SuperValu retained its position as Ireland’s largest retailer, growing its sales by 1.4% and capturing 22.6% of market share.

The recent EU referendum result and weakening of the pound against the euro could see many Irish shoppers return to old habits – heading across the border in search of better value at UK retailers in Northern Ireland, suggests Kantar Worldpanel.

While such cross-border shopping only accounted for 0.3% of Irish grocery sales in the latest 12 week period, at the peak of the recession it stood at 4.1%, the shopper behaviour expert said.

The latest supermarket share figures from Kantar Worldpanel in Ireland, for the 12 weeks June 19, show continued growth for the grocery market with sales up 2.5% on the same period last year.

Return to shopping ‘little and often

Kantar Worldpanel insight director Georgieann Harrington said the average spend per household has increased €27 this year, largely thanks to an increased number of shopping trips.
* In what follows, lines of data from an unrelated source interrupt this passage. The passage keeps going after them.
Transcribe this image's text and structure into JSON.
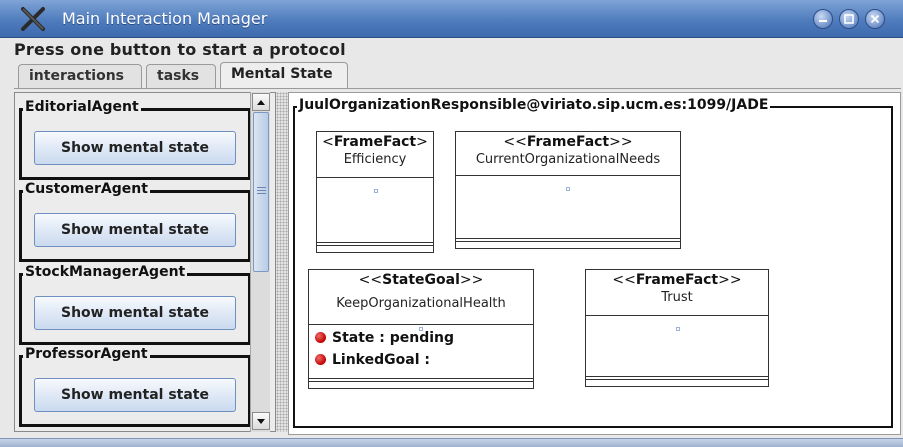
{
  "window": {
    "title": "Main Interaction Manager",
    "controls": [
      "minimize-icon",
      "maximize-icon",
      "close-icon"
    ]
  },
  "subtitle": "Press one button to start a protocol",
  "tabs": [
    {
      "label": "interactions",
      "active": false
    },
    {
      "label": "tasks",
      "active": false
    },
    {
      "label": "Mental State",
      "active": true
    }
  ],
  "agents": [
    {
      "name": "EditorialAgent",
      "button_label": "Show mental state"
    },
    {
      "name": "CustomerAgent",
      "button_label": "Show mental state"
    },
    {
      "name": "StockManagerAgent",
      "button_label": "Show mental state"
    },
    {
      "name": "ProfessorAgent",
      "button_label": "Show mental state"
    }
  ],
  "canvas": {
    "title": "JuulOrganizationResponsible@viriato.sip.ucm.es:1099/JADE",
    "entities": [
      {
        "stereotype": "FrameFact",
        "name": "Efficiency"
      },
      {
        "stereotype": "FrameFact",
        "name": "CurrentOrganizationalNeeds"
      },
      {
        "stereotype": "StateGoal",
        "name": "KeepOrganizationalHealth",
        "attributes": [
          "State : pending",
          "LinkedGoal :"
        ]
      },
      {
        "stereotype": "FrameFact",
        "name": "Trust"
      }
    ]
  },
  "colors": {
    "titlebar": "#4f7cbd",
    "bullet": "#c00000",
    "button": "#dde7f5"
  }
}
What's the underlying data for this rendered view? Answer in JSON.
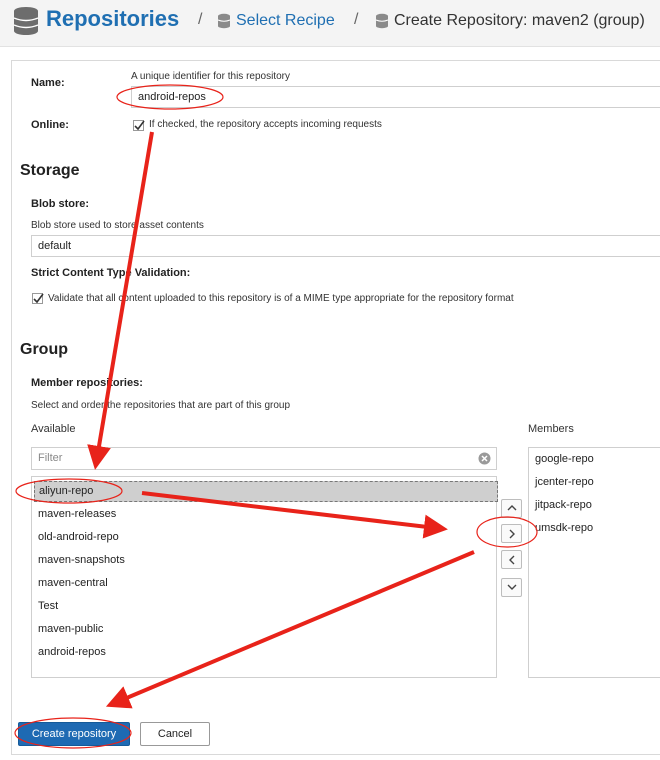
{
  "header": {
    "title": "Repositories",
    "separator": "/",
    "crumb_select_recipe": "Select Recipe",
    "crumb_create": "Create Repository: maven2 (group)",
    "accent": "#1f6fb2"
  },
  "form": {
    "name_label": "Name:",
    "name_help": "A unique identifier for this repository",
    "name_value": "android-repos",
    "online_label": "Online:",
    "online_checked": true,
    "online_help": "If checked, the repository accepts incoming requests"
  },
  "storage": {
    "title": "Storage",
    "blob_store_label": "Blob store:",
    "blob_store_help": "Blob store used to store asset contents",
    "blob_store_value": "default",
    "strict_label": "Strict Content Type Validation:",
    "strict_checked": true,
    "strict_help": "Validate that all content uploaded to this repository is of a MIME type appropriate for the repository format"
  },
  "group": {
    "title": "Group",
    "member_label": "Member repositories:",
    "member_help": "Select and order the repositories that are part of this group",
    "available_label": "Available",
    "members_label": "Members",
    "filter_placeholder": "Filter",
    "available": [
      "aliyun-repo",
      "maven-releases",
      "old-android-repo",
      "maven-snapshots",
      "maven-central",
      "Test",
      "maven-public",
      "android-repos"
    ],
    "members": [
      "google-repo",
      "jcenter-repo",
      "jitpack-repo",
      "umsdk-repo"
    ],
    "selected_available": "aliyun-repo"
  },
  "buttons": {
    "create": "Create repository",
    "cancel": "Cancel",
    "primary_color": "#1e6ab3"
  },
  "annotations": {
    "color": "#e8231a"
  }
}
But while the average household has made 62 visits on average over the past 12 weeks, compared with 58 trips last year, the number of items per basket has fallen

And though the grocery market is in growth, the landscape remains competitive, she said.

Most major Irish retailers see sales rises

With the exception of Tesco, all of the major retailers in Ireland saw increased sales in the past 12 weeks.

Dunnes Stores had the strongest performance, growing sales by 5.9%, attracting an extra 13,000 shoppers to its stores this year with the average spend up nearly €20. Lidl logged the second highest sales growth – 5.8% – mainly due to attracting 55,000 more shoppers. Aldi’s sales grew 3.6% in the latest quarter, with the discounter also recruiting an impressive 37,000 customers versus last year.

SuperValu retained its position as Ireland’s largest retailer, growing its sales by 1.4% and capturing 22.6% of market share. Harrington said SuperValu’s success is largely down to persuading the average shopper to spend an extra €14 per trip, no doubt driven by its ‘Let’s Get Cooking’ campaign.

“Sales remain challenging for Tesco in second place: the retailer saw a decline of 2.7% in the past 12 weeks. It’s not all bad news for Ireland’s number two retailer though, with the number of visits to its stores edging up: from 14 on average last year to 15 this year,” she said.